Free float BREN masih di bawah ambang batas regulasi

Sejak pengumuman Bursa Efek Indonesia (BEI) mengenai status pemenuhan free float, PT Barito Renewables Energy Tbk masih berada pada tingkat free float 12,3%, di bawah ketentuan minimum 12,5% untuk perusahaan dengan kapitalisasi pasar di atas Rp5 triliun. BEI memberikan tenggat waktu hingga 31 Maret 2027 untuk mencapai free float 12,5%, kemudian harus melampaui 15% pada 31 Maret 2028. Saat ini, BREN memiliki kapitalisasi pasar sekitar Rp702,37 triliun dengan 29.146 pemegang saham, jauh lebih sedikit dibandingkan saudaranya PT Barito Pacific Tbk (BRPT) yang telah memenuhi standar dengan free float 26,7% dan pemegang saham lebih dari 108.000 orang.

Pengaruh regulasi terhadap likuiditas saham

Regulasi free float BEI bertujuan meningkatkan likuiditas dan memperluas basis kepemilikan publik. BREN, bersama emiten lain seperti PT Chandra Asri Pacific Tbk (TPIA) dan PT Petrosea Tbk (PTRO), masih berupaya meningkatkan proporsi saham yang beredar di pasar. TPIA, misalnya, memiliki free float hanya 8,1% dan juga diberikan batas waktu hingga Maret 2027 untuk mencapai 12,5%, kemudian 15% pada 2028. Sementara PTRO dan PT Petrindo Jaya Kreasi (CUAN) berada di atas 12,5% namun di bawah 15%, sehingga mereka harus mencapai 15% paling lambat 31 Maret 2027.

Sentimen pasar dan dampak pada BREN

Penurunan IHSG secara umum didorong oleh sentimen negatif terkait konflik di Timur Tengah dan ketidakpastian kebijakan moneter Indonesia. Data cadangan devisa April yang menurun menambah tekanan pada rupiah, memperburuk performa saham-saham berkapitalisasi besar. Di antara 575 saham yang melemah, BREN mencatat penurunan terbesar kedua setelah PT Dian Swastatika Sentosa Tbk (DSSA) yang turun 14,94%. Penurunan tersebut mencerminkan kombinasi antara faktor eksternal (geopolitik, nilai tukar) dan internal (kekhawatiran tentang kemampuan perusahaan memenuhi persyaratan free float).

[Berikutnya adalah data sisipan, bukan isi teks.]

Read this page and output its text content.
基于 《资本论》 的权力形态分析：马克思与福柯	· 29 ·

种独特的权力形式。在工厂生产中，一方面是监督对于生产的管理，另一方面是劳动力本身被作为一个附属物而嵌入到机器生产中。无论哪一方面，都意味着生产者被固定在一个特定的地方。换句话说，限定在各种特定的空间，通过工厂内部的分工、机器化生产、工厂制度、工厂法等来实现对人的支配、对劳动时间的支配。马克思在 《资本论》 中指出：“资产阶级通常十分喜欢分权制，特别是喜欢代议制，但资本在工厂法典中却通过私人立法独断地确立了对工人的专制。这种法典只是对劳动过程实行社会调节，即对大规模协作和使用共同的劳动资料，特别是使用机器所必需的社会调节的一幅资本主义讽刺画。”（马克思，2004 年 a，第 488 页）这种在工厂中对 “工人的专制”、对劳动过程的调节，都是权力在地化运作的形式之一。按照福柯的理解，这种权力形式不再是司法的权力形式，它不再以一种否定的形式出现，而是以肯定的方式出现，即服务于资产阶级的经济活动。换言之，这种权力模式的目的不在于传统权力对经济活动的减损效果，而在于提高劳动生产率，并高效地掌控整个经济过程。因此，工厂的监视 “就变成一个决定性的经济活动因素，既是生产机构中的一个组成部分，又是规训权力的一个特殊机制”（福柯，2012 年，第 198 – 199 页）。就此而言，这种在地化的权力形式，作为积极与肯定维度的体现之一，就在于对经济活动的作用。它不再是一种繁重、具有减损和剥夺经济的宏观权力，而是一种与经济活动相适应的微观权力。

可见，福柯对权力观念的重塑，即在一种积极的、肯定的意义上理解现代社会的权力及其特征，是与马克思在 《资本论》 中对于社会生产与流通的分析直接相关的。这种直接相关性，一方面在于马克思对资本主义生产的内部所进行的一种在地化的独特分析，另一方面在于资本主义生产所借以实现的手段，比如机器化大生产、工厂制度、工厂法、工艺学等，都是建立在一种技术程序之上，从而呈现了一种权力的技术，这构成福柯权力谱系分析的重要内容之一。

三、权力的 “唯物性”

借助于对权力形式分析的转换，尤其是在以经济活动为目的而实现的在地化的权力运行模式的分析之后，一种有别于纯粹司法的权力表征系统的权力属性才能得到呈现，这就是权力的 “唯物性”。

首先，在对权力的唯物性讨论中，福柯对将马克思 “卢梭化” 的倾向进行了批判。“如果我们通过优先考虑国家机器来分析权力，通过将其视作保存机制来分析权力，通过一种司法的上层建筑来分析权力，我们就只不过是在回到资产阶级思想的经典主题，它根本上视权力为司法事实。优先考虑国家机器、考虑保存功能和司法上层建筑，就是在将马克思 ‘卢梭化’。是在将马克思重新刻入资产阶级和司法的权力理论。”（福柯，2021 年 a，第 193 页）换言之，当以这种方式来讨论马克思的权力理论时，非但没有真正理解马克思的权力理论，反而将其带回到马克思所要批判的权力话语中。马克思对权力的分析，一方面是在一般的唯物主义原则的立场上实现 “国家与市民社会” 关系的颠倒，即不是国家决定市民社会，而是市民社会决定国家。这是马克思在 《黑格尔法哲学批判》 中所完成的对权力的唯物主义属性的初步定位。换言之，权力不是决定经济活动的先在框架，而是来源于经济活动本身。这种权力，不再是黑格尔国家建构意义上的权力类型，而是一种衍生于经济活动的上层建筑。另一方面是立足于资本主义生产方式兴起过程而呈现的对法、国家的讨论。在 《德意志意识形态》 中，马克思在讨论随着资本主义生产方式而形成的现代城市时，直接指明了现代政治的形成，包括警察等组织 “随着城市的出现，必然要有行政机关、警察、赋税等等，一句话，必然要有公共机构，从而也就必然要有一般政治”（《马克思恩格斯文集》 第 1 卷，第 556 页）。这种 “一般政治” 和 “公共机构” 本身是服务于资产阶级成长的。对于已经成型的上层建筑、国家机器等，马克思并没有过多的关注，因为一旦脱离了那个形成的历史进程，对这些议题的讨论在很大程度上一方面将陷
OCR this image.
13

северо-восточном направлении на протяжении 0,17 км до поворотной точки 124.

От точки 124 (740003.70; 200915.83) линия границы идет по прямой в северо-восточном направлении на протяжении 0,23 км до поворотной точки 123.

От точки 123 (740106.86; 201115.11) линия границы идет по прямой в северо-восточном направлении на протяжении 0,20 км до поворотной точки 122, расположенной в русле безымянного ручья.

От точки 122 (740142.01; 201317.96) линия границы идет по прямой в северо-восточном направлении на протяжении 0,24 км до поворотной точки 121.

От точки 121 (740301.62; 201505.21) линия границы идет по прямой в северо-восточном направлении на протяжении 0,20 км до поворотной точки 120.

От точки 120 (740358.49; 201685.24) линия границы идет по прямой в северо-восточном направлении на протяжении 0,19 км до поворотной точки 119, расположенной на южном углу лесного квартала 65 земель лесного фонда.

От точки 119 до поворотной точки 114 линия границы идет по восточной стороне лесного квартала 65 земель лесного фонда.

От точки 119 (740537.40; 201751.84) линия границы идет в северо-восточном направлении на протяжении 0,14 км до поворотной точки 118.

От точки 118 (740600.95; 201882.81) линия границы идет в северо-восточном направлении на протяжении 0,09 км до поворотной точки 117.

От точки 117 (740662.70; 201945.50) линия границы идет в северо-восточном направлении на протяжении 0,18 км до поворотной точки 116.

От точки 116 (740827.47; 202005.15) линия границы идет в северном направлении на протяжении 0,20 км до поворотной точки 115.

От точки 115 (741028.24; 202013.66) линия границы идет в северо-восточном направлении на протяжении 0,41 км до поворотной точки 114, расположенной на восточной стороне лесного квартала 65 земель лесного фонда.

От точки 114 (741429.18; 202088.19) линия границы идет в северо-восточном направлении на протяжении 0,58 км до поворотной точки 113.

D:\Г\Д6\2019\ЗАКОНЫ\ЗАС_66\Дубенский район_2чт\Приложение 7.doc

Langkah strategis yang diharapkan

  • Meningkatkan jumlah pemegang saham melalui program rights issue atau penawaran umum terbatas.
  • Memperkuat tata kelola korporasi untuk menarik investor institusional.
  • Menjalin kerja sama dengan lembaga keuangan untuk mempercepat proses pembukaan saham.

Jika BREN berhasil memenuhi target free float pada tahun 2027, diharapkan likuiditas saham akan meningkat, yang pada gilirannya dapat menstabilkan harga saham di tengah volatilitas pasar. Namun, pencapaian target tersebut memerlukan upaya signifikan mengingat jumlah pemegang saham saat ini masih terbatas.

Secara keseluruhan, tekanan pada BREN tidak hanya bersifat teknis terkait regulasi, tetapi juga dipengaruhi oleh dinamika makroekonomi global. Investor disarankan untuk memantau perkembangan kebijakan BEI serta faktor eksternal yang dapat memengaruhi nilai tukar dan sentimen pasar secara umum.